Sur le vif - Mardi 04.12.18 - 09.34h
Les gilets jaunes pulvérisent les corps intermédiaires. Au grand dam des chefs syndicalistes, totalement dépassés par l'irruption de cette concurrence inopinée. Incontrôlée. Non-recensée dans leurs fichiers d'adhérents.
Dans la mise en scène, il n'y a plus que le choeur, face au Prince. Même pas de coryphée.
Le choeur, unique acteur, face à Créon.
Il n'y a plus ni Eteocle, ni Polynice, ni Ismène. Il n'y a même plus Antigone.
Antigone, c'est le choeur tout entier. Il a ravi le rôle au personnage principal.
Il n'y a plus de personnage principal.
Il y a le choeur, face à Créon.
Les gilets jaunes, c'est la Révolution brechtienne. Sauf qu'il n'y a même plus de théâtre. Pas de texte. Ni actes, ni scènes. Ni intrigue.

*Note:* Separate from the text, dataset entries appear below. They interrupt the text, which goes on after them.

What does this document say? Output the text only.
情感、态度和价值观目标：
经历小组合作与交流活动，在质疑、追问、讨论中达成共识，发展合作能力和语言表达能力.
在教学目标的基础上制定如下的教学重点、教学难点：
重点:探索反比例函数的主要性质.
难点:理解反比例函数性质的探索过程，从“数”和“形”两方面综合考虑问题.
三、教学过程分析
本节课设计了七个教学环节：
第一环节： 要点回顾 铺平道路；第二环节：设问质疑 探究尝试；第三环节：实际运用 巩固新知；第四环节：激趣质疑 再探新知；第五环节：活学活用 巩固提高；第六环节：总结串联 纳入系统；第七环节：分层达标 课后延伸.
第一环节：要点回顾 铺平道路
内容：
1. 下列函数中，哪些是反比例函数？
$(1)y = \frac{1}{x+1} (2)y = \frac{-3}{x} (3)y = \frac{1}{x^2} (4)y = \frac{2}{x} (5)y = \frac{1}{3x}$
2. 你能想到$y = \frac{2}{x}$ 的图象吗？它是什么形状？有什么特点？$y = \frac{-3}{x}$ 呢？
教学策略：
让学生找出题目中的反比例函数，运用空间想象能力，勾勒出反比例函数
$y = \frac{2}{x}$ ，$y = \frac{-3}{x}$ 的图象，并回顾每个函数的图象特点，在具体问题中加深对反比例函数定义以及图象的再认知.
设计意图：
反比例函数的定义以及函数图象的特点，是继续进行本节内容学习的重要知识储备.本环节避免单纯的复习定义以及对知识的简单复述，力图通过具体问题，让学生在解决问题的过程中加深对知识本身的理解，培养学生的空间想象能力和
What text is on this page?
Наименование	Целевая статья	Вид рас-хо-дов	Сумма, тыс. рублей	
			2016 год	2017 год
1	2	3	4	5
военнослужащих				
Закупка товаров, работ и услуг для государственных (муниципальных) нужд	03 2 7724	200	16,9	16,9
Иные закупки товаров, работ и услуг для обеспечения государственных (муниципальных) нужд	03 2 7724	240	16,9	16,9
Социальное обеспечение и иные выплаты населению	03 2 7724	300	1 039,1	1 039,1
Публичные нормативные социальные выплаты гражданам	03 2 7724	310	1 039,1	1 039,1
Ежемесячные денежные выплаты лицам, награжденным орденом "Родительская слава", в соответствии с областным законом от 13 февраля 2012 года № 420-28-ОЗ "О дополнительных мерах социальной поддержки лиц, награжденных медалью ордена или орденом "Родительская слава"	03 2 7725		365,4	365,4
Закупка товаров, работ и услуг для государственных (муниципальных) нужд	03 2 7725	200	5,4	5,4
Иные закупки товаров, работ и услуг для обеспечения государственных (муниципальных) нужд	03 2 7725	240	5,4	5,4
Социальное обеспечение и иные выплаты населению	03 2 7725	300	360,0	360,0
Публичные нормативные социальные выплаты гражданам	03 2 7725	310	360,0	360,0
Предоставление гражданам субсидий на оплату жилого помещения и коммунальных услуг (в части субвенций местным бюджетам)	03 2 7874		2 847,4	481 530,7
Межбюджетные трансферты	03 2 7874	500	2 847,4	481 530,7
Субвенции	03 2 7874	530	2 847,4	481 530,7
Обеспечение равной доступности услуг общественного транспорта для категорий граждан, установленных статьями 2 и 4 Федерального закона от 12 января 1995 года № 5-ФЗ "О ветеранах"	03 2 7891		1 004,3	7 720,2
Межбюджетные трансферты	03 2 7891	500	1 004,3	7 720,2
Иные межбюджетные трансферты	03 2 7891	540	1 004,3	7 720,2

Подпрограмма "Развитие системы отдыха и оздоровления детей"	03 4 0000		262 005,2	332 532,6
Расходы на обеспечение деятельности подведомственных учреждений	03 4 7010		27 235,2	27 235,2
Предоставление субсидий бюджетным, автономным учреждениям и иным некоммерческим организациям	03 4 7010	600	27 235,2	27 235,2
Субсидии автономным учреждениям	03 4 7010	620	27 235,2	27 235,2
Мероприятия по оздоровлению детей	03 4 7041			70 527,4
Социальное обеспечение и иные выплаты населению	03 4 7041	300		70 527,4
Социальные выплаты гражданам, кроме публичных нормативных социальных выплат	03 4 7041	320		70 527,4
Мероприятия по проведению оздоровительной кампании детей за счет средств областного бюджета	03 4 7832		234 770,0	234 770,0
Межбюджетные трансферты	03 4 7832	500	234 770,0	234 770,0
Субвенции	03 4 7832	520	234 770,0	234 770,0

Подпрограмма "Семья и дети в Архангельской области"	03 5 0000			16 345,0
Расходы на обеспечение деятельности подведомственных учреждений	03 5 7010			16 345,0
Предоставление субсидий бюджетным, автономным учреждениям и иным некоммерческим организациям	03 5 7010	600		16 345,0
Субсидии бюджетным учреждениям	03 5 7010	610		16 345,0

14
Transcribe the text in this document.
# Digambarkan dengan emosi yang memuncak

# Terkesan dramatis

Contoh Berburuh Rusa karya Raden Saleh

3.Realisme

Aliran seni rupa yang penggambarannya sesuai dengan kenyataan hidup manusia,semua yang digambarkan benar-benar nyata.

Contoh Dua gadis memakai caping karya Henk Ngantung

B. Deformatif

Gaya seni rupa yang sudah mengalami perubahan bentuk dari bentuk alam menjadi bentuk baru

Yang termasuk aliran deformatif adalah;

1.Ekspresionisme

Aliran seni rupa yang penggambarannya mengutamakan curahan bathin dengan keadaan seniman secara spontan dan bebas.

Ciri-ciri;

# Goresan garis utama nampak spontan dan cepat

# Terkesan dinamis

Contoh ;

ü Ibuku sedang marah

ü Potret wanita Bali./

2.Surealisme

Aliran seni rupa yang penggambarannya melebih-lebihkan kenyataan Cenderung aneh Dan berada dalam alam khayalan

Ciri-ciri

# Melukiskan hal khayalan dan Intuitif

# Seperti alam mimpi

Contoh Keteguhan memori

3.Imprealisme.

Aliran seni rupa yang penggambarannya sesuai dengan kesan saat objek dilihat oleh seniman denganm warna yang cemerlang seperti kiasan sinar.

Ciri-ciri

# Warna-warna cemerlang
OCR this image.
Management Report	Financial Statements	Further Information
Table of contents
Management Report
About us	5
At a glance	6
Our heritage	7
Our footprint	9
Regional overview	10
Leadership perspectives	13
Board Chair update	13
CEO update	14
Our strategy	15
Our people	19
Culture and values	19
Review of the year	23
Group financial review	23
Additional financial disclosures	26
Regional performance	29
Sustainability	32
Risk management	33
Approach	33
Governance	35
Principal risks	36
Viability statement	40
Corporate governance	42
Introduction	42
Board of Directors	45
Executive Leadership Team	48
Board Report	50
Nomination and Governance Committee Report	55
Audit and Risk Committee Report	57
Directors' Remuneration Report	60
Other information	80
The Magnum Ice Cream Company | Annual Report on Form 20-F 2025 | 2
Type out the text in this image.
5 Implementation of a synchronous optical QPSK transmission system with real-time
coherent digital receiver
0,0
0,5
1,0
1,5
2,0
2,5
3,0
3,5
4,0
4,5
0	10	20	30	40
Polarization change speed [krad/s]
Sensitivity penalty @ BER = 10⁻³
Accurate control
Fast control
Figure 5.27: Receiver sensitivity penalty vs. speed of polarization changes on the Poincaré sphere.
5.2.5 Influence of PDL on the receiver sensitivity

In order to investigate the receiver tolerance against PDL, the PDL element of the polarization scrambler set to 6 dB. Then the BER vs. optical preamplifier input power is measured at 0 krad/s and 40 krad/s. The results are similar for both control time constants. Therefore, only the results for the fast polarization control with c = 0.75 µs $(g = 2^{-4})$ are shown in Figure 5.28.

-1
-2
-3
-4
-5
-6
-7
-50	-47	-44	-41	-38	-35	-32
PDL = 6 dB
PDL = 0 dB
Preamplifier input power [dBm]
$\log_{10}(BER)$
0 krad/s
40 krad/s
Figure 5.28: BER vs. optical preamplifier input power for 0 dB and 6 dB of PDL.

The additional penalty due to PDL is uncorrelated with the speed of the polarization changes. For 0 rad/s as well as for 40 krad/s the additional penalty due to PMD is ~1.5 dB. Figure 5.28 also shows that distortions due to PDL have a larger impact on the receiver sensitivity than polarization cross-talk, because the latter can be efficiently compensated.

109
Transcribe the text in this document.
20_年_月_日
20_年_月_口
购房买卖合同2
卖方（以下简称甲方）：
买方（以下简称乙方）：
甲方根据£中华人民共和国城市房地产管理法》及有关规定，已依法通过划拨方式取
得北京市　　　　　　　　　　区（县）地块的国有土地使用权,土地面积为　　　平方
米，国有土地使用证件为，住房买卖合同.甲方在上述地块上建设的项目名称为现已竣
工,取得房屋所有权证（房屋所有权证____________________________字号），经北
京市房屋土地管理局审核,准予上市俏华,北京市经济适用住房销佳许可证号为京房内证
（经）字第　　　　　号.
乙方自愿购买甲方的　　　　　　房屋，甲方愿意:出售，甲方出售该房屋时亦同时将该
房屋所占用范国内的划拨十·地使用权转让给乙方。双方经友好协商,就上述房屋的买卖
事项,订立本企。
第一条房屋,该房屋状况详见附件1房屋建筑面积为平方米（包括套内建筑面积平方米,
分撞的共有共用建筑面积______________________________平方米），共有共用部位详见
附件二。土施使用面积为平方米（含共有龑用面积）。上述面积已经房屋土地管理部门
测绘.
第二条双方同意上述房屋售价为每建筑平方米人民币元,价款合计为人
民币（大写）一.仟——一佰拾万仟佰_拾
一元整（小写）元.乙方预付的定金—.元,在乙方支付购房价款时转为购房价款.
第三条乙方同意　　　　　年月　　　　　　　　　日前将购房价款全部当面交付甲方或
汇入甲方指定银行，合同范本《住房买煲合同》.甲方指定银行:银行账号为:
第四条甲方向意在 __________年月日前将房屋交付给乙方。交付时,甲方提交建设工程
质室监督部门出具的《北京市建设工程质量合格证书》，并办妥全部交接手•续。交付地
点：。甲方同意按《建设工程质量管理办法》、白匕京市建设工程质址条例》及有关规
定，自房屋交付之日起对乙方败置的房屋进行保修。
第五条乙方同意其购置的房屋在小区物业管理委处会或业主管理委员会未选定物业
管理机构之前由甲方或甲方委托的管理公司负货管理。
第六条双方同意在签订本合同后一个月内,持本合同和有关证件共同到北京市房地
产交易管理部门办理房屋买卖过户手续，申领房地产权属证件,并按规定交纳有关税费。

Juste le choeur, face à Créon.
Préfiguration, dans la crise, de ce que pourraient être nos sociétés futures. Nos rapports de forces politiques et sociales. Disparition des corps intermédiaires. Mise en congé des médiateurs. La totalité d'une revendication, face à la solitude murée du pouvoir.